Ohshima Lab                                             本文へジャンプ
Molecular mechanism of brain development

Our research goal is to understand the molecular mechanisms of neuronal differentiation, brain wiring and functional development of our brain. For this purpose, we analyze the functions of the genes which are involved in the brain development using mice and zebrafish as model animals. We use the results from these studies to develop the novel therapeutic approaches of neuronal regeneration. We further study the molecular mechanisms of higher brain functions such as learning, memory and emotion. These studies will help us to understand the molecular and cellular mechanisms of neuropsychiatric disorders and contribute to develop the novel therapeutic methods of these human disorders.

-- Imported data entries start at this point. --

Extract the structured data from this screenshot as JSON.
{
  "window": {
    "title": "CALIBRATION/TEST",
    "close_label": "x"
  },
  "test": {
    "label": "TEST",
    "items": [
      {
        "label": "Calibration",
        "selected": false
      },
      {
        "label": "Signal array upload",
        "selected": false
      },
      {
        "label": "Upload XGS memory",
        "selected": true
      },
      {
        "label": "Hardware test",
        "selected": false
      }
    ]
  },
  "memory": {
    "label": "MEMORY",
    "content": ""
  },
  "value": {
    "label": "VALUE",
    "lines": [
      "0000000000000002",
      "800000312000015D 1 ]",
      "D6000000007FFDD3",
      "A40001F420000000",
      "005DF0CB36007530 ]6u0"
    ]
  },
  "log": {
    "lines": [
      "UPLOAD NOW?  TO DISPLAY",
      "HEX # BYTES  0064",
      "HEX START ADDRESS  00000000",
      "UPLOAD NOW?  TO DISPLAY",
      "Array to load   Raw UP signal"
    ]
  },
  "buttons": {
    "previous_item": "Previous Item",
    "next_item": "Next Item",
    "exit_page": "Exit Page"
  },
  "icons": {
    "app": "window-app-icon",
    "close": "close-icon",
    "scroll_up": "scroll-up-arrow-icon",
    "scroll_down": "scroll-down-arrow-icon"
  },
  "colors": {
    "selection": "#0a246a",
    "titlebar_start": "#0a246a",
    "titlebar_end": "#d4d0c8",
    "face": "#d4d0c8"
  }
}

Analysis for the mechanism of the determination of neuronal positioning and neurite extension in the developing CNS
To make proper neural circuit, it is important that newly generated neurons migrate into their collect destination and make synapses with their counterparts. Cyclin-dependent kinase 5 (Cdk5) is involved in multiple important processes including neuronal migration and positioning, neurite extension and axon guidance in developing CNS. We aim to reveal the molecular mechanisms of these processes through the analysis of Cdk5/p35-deficient mice. We also focus on collapsing response mediator protein 2 (CRMP2) which we identified as one of Cdk5 substrate. We analyze the role of CRMP family proteins and phospho-dependent modification of CRMP function using mutant mice. In addition, we use zebrafish Rohon-Beard (RB) primary sensory neurons as a model system, and are analyzing the role of CRMP family in the determination of cellular position and in the axonal outgrowth of RB neurons in the developing zebrafish embryos.

Analysis for the mechanism of higher brain function using genetically modified mice
Cdk5/p35 phosphorylates multiple proteins which present in pre- andpost-synapse and are involved in synaptic plasticity. Through the analyses of p35-deficient mice and Cdk5 conditional KO mice, importance of Cdk5/p35 has been emphasized in higher brain functions such as learing and memory and emotion. We continue the investigation of mechanism of higher brain functions with particular interest on phosphorylation signaling through the analysis of mutant mice.

Analysis for the mechanism of adult neurogenesis in the zebrafish brain
In mammalian, newly generated neurons in the adult brain plays an important role for learning and memory. In addition, in the medical aspect, regulation of the proliferation and differentiation of the neural stem cells (NSCs) is one of the key technique for regenerative medicine of central nervous system (CNS). NSCs transplantation strategies might have therapeutic promise in treating adult CNS disorders characterized by loss of neuronal other glial cells. In the adult teleost brain, NSCs are distributed in various brain regions, and continue to produce new neurons and glial cells through their life. We focus on the molecular mechanisms of proliferation and differentiation of NSCs in the adult zebrafish optic tectum, and try to reveal the general molecular machinery of proliferation and differentiation of NSCs.

Research toward understanding of etiology and pathophysiology and developing therapeutic approach of human psycho-neurological disorders

Although causative genes of some familial neurodegenerative disorders were identified, etiology and pathophysiology of those disorders remain unelucidated. In our laboratory, we try to understand the pathophysiology of neurodegenerative disorders by using Cdk5-deficient model mice. We will also utilize mouse models of Alzheimer’s disease and Parkinson’s disease for this purpose.